Non-invasive molecularly-specific millimeter-resolution manipulation of brain circuits by ultrasound-mediated aggregation and uncaging of drug carriers.

Non-invasive, molecularly-specific, focal modulation of brain circuits with low off-target effects can lead to breakthroughs in treatments of brain disorders. We systemically inject engineered ultrasound-controllable drug carriers and subsequently apply a novel two-component Aggregation and Uncaging Focused Ultrasound Sequence (AU-FUS) at the desired targets inside the brain. The first sequence aggregates drug carriers with millimeter-precision by orders of magnitude. The second sequence uncages the carrier's cargo locally to achieve high target specificity without compromising the blood-brain barrier (BBB).
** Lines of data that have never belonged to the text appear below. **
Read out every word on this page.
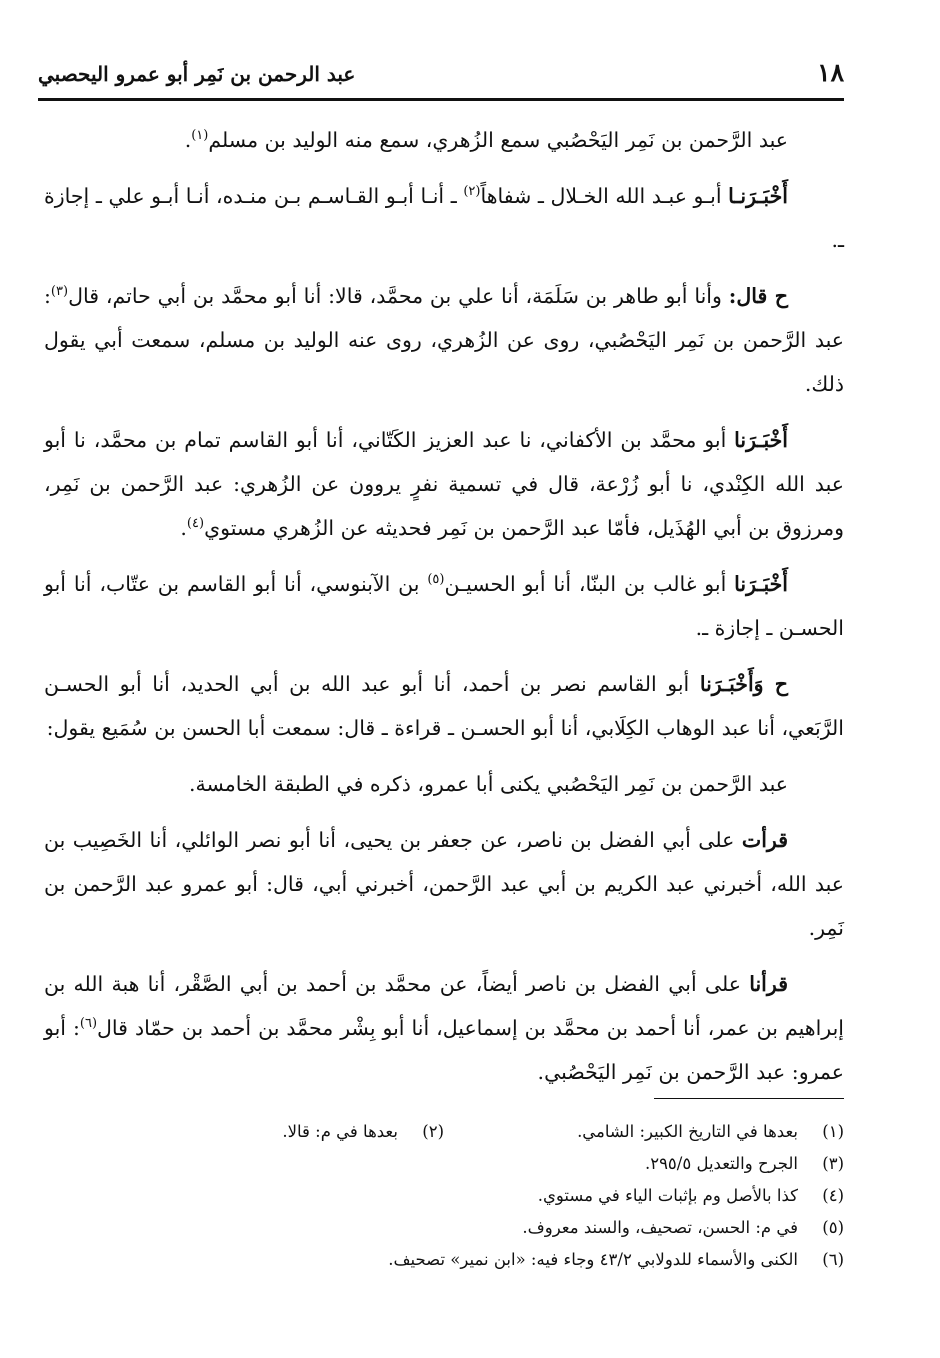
١٨
عبد الرحمن بن نَمِر أبو عمرو اليحصبي

عبد الرَّحمن بن نَمِر اليَحْصُبي سمع الزُهري، سمع منه الوليد بن مسلم$^{(١)}$.

أَخْبَـرَنـا أبـو عبـد الله الخـلال ـ شفاهاً$^{(٢)}$ ـ أنـا أبـو القـاسـم بـن منـده، أنـا أبـو علي ـ إجازة ـ.

ح قال: وأنا أبو طاهر بن سَلَمَة، أنا علي بن محمَّد، قالا: أنا أبو محمَّد بن أبي حاتم، قال$^{(٣)}$: عبد الرَّحمن بن نَمِر اليَحْصُبي، روى عن الزُهري، روى عنه الوليد بن مسلم، سمعت أبي يقول ذلك.

أَخْبَـرَنا أبو محمَّد بن الأكفاني، نا عبد العزيز الكَتّاني، أنا أبو القاسم تمام بن محمَّد، نا أبو عبد الله الكِنْدي، نا أبو زُرْعة، قال في تسمية نفرٍ يروون عن الزُهري: عبد الرَّحمن بن نَمِر، ومرزوق بن أبي الهُذَيل، فأمّا عبد الرَّحمن بن نَمِر فحديثه عن الزُهري مستوي$^{(٤)}$.

أَخْبَـرَنا أبو غالب بن البنّا، أنا أبو الحسيـن$^{(٥)}$ بن الآبنوسي، أنا أبو القاسم بن عتّاب، أنا أبو الحسـن ـ إجازة ـ.

ح وَأَخْبَـرَنا أبو القاسم نصر بن أحمد، أنا أبو عبد الله بن أبي الحديد، أنا أبو الحسـن الرَّبَعي، أنا عبد الوهاب الكِلَابي، أنا أبو الحسـن ـ قراءة ـ قال: سمعت أبا الحسن بن سُمَيع يقول:

عبد الرَّحمن بن نَمِر اليَحْصُبي يكنى أبا عمرو، ذكره في الطبقة الخامسة.

قرأت على أبي الفضل بن ناصر، عن جعفر بن يحيى، أنا أبو نصر الوائلي، أنا الخَصِيب بن عبد الله، أخبرني عبد الكريم بن أبي عبد الرَّحمن، أخبرني أبي، قال: أبو عمرو عبد الرَّحمن بن نَمِر.

قرأنا على أبي الفضل بن ناصر أيضاً، عن محمَّد بن أحمد بن أبي الصَّقْر، أنا هبة الله بن إبراهيم بن عمر، أنا أحمد بن محمَّد بن إسماعيل، أنا أبو بِشْر محمَّد بن أحمد بن حمّاد قال$^{(٦)}$: أبو عمرو: عبد الرَّحمن بن نَمِر اليَحْصُبي.

(١)بعدها في التاريخ الكبير: الشامي.
(٢)بعدها في م: قالا.
(٣)
الجرح والتعديل ٢٩٥/٥.
(٤)
كذا بالأصل وم بإثبات الياء في مستوي.
(٥)
في م: الحسن، تصحيف، والسند معروف.
(٦)
الكنى والأسماء للدولابي ٤٣/٢ وجاء فيه: «ابن نمير» تصحيف.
Upon release from the carriers, drugs locally cross the intact BBB. We show circuit-specific manipulation of sensory signaling in motor cortex in rats by locally concentrating and releasing a GABAA receptor agonist from ultrasound-controlled carriers. Our approach uses orders of magnitude (1300x) less drug than is otherwise required by systemic injection and requires very low ultrasound pressures (20-fold below FDA safety limits for diagnostic imaging). We show that the BBB remains intact using passive cavitation detection (PCD), MRI-contrast agents and, importantly, also by sensitive fluorescent dye extravasation and immunohistochemistry.